List of proposed measurements[edit]

The full commentary and details on how these will be measured are under § Proposed Measurements. For sake of brevity and discussion here are the Wikimedia Foundation's 11 proposed measurements for determining the effectiveness of blocks:

Sitewide blocks effect on a user

  1.  Blocked user does not have their block expanded or reinstated.
  2.  Blocked user returns and makes constructive edits.

Partial block’s effect on the affected users

  1. Partially blocked user makes constructive edits elsewhere while being blocked.
  2. Partially blocked user does not have their block expanded or reinstated.

Partial block’s success as a tool

  1. Partial blocks will lead to a reduction in usage of sitewide blocks.
  2. Partial blocks will lead to a reduction in usage of short-term full page protections.
  3. Partial blocks will retain more constructive contributors than sitewide blocks.

Before we generate the baseline data, we'd like to hear from users who interact with blocked users and participate in the blocking process to make sure these measurements will be meaningful. Are we over-simplifying anything? Forgetting anything important? Other thoughts?

Thank you! — Trevor Bolliger, WMF Product Manager 🗨 21:23, 4 October 2018 (UTC)
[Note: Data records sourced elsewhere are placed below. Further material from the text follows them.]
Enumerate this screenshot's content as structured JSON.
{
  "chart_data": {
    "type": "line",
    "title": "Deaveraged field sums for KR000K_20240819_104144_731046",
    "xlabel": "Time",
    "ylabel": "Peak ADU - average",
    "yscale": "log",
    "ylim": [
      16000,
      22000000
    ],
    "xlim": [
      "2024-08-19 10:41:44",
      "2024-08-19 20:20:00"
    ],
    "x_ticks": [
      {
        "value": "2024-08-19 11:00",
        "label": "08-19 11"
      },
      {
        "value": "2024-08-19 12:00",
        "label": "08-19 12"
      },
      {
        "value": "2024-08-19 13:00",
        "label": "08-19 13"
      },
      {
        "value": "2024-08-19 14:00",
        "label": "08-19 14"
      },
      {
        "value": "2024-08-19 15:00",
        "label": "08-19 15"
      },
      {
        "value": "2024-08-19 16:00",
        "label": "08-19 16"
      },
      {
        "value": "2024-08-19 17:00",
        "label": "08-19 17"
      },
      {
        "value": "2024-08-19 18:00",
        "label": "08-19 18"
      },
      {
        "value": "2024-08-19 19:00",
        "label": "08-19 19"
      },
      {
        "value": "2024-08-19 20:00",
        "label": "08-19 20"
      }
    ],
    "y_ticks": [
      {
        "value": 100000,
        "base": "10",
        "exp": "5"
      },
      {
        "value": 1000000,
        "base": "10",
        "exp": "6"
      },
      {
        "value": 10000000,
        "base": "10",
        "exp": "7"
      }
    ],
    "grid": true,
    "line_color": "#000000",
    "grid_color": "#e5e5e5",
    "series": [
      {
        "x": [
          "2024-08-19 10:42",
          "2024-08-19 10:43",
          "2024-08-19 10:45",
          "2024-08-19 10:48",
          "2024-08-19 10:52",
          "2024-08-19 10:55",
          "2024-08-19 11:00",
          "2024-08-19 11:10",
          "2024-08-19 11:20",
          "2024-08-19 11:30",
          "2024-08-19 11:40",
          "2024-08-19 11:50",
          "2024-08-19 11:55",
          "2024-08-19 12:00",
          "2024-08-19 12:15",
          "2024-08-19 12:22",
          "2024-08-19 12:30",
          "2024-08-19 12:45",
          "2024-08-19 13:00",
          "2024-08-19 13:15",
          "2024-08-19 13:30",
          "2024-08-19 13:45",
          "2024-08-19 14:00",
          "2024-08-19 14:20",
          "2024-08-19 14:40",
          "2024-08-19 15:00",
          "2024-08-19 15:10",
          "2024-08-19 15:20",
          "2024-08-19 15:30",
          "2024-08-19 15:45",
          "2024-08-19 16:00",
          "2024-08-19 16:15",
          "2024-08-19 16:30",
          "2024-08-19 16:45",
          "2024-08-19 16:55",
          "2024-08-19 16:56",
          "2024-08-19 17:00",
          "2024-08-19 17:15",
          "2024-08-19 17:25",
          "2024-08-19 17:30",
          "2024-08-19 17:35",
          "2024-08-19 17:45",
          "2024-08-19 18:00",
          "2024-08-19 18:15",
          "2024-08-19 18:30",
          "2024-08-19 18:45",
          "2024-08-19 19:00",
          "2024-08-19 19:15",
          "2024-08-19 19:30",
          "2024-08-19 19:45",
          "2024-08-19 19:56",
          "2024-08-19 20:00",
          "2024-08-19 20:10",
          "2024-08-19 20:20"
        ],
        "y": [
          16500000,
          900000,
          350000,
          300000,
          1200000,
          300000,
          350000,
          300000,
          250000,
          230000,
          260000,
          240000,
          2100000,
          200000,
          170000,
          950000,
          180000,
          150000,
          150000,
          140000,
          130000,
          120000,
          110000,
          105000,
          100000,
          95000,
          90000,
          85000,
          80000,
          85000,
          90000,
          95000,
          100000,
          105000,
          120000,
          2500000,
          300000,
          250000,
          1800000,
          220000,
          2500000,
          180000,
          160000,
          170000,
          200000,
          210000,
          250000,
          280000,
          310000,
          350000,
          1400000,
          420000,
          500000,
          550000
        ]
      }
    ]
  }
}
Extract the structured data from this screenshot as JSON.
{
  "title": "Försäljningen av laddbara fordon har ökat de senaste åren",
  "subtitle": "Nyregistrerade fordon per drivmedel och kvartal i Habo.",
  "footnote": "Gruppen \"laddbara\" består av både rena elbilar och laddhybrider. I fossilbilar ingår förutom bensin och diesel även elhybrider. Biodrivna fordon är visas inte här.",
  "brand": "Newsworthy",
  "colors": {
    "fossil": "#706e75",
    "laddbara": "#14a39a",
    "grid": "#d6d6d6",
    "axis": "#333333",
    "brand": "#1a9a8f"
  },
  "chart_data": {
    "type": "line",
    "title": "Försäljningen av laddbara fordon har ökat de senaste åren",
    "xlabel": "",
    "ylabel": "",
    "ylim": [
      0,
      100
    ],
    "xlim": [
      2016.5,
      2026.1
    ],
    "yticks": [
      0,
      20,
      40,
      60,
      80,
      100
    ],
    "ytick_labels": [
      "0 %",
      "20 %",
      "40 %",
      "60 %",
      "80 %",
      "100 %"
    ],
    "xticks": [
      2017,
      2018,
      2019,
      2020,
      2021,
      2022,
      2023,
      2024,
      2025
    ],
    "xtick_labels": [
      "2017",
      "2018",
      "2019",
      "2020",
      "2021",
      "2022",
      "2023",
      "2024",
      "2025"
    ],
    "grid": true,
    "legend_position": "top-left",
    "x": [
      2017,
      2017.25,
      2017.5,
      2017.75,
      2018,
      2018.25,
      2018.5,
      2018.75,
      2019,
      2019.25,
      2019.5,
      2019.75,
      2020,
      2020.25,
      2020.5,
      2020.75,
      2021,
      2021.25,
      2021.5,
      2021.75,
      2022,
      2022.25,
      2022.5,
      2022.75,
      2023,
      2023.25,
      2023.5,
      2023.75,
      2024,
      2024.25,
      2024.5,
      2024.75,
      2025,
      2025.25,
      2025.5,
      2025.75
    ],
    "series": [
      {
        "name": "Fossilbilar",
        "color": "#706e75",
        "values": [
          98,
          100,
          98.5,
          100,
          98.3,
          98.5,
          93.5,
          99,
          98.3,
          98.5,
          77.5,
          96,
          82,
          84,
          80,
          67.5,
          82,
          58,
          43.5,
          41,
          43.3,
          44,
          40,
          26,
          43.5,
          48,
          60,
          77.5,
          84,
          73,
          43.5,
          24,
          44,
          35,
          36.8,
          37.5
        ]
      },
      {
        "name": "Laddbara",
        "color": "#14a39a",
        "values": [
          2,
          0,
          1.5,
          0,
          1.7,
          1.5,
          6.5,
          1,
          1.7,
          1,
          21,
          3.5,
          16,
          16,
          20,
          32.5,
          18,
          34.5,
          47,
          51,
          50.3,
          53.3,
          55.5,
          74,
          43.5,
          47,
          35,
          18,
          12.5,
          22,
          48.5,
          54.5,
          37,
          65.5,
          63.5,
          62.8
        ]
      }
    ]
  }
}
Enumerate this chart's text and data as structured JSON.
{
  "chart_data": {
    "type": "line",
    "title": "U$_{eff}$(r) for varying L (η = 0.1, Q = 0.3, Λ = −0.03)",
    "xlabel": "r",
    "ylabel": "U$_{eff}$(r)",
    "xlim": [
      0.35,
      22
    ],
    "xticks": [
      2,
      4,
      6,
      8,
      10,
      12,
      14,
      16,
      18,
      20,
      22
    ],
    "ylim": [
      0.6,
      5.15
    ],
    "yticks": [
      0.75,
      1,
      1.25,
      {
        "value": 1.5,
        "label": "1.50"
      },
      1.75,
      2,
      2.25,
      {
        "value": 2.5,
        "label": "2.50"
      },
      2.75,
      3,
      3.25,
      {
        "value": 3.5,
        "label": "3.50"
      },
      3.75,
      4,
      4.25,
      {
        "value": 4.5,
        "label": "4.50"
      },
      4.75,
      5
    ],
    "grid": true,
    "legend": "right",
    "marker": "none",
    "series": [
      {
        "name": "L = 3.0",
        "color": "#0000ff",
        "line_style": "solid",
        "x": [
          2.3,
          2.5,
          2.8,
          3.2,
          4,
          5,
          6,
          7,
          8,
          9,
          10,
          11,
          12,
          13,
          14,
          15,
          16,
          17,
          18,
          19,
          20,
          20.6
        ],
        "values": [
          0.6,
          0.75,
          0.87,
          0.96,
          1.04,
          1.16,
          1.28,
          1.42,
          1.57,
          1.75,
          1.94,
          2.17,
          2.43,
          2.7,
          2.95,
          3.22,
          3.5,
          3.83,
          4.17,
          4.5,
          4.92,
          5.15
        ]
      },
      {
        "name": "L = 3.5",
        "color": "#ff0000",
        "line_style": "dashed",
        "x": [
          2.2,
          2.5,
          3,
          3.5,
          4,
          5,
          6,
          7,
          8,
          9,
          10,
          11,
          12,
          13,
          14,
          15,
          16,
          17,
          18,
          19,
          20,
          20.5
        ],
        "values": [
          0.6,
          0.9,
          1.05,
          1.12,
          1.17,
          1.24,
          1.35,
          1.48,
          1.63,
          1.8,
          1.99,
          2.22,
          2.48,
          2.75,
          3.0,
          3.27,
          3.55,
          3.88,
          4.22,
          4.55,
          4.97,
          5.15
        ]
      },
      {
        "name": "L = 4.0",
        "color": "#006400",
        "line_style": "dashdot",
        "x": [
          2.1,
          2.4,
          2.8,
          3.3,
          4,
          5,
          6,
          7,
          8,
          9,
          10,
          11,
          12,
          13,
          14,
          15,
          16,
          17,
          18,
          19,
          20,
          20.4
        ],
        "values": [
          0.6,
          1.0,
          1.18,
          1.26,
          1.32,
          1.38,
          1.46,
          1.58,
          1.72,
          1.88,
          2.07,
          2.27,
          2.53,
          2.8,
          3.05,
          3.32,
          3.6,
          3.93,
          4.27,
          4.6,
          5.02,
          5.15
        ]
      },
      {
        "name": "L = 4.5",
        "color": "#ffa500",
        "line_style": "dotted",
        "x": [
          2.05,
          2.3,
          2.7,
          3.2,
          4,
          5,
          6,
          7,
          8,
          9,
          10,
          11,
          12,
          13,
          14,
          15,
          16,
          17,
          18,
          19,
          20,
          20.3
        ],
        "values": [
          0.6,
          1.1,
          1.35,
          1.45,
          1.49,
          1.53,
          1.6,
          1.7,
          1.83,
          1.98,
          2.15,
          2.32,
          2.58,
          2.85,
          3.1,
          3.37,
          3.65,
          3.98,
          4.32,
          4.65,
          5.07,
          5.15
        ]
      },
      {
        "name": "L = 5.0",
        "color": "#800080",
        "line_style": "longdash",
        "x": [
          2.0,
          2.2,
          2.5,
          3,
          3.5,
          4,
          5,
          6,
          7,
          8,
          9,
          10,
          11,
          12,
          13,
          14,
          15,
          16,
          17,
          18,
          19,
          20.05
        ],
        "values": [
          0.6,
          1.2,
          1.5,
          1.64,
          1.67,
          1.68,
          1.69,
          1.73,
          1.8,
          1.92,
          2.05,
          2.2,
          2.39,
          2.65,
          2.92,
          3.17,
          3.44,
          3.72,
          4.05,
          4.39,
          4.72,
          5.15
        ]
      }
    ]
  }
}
  • Not sure how you can measure this, but as someone who strongly opposes partial blocks (and who will never place one as I think there is no possible way for them not to increase disruption), the thing I would be most interested in looking at is how much gaming of restrictions increases blaming the technical implementation of this. It's going to happen, but we need a way to measure it. TonyBallioni (talk) 15:28, 8 October 2018 (UTC)
    • @TonyBallioni: Thank you for your comment. I agree that an undesirable outcome is that this feature results in more effort spent moderating user misconduct due to nitpicking and wikilawyering around the exact parameters of a partial block. Our best attempt to measure the frequency of this is "Partially blocked user does not have their block expanded [...]"Trevor Bolliger, WMF Product Manager 🗨 16:37, 8 October 2018 (UTC)
hmmm the most obvious issue is a lack of definition of "user". IP blocks in particular can be targeting more than one person at once.Geni (talk) 21:04, 14 October 2018 (UTC)
@Geni: — Good observation, Geni. For each of these measurements we plan to run them twice — for username blocks and for IP blocks. (We may also do IP range blocks separate from IP address blocks.) I should probably update the content page to reflect this. — Trevor Bolliger, WMF Product Manager 🗨 17:47, 15 October 2018 (UTC)

December 14, 2018 update[edit]

Hi all, I wanted to provide a status update before the end of the year. Software development on partial blocks is still underway and in January we’ll be releasing on our first batch of wikis. (It’s currently testable on Test Wikipedia for those curious!) Meanwhile, our team’s analyst Morten has begun looking into available data in the Data Lake. You can see the queries and follow our progress at our GitHub repo:

We’re still planning on running calculations on these 7 proposed measurements to determine how effective sitewide and partial blocks are at preventing further harm to wikis. We originally were thinking of running this data on a week-by-week basis but because only monthly data is available in the Data Lake and because most of these measurements have several sequential steps (e.g. a user is blocked then re-blocked) we will instead be calculating these results monthly.  

The Data Lake has historical data for sitewide blocks so we hope to have some initial results for determining the effectiveness of sitewide blocks in December/January but we will not be able to have results for Partial Blocks until March 2019, two months after Partial Blocks have been released.

As a small interesting tidbit, as we were looking to see the average time between blocks on one account (i.e. a user is blocked once, that block expires, then they are blocked again.) Not counting periods longer than one year, we found that on English Wikipedia, median time to re-block for users is 12.1 days. Bottom quartile is 2.4 days, top quartile is 57.4 days. Italian Wikipedia has shorter times, median is 6.2 days, with bottom quartile at 0.9 days, and top quartile 42.9 days. This is a reflection of different moderation policies on the two wikis. We know that English Wikipedia’s blocks are longer (69% of blocks are longer than 7 days and 20% are indefinite) than Italian Wikipedia (2% of blocks are longer than 7 days and 11% are indefinite.)

As true with gathering any metrics, every data point gathered raises more questions than it answers.  We’re looking forwarding to have more data soon so we can start discussing what these results mean and what lengths and types of blocks are actually "effective."

Best, the Anti-Harassment Tools team (posted by Trevor Bolliger, WMF Product Manager 🗨 22:21, 14 December 2018 (UTC))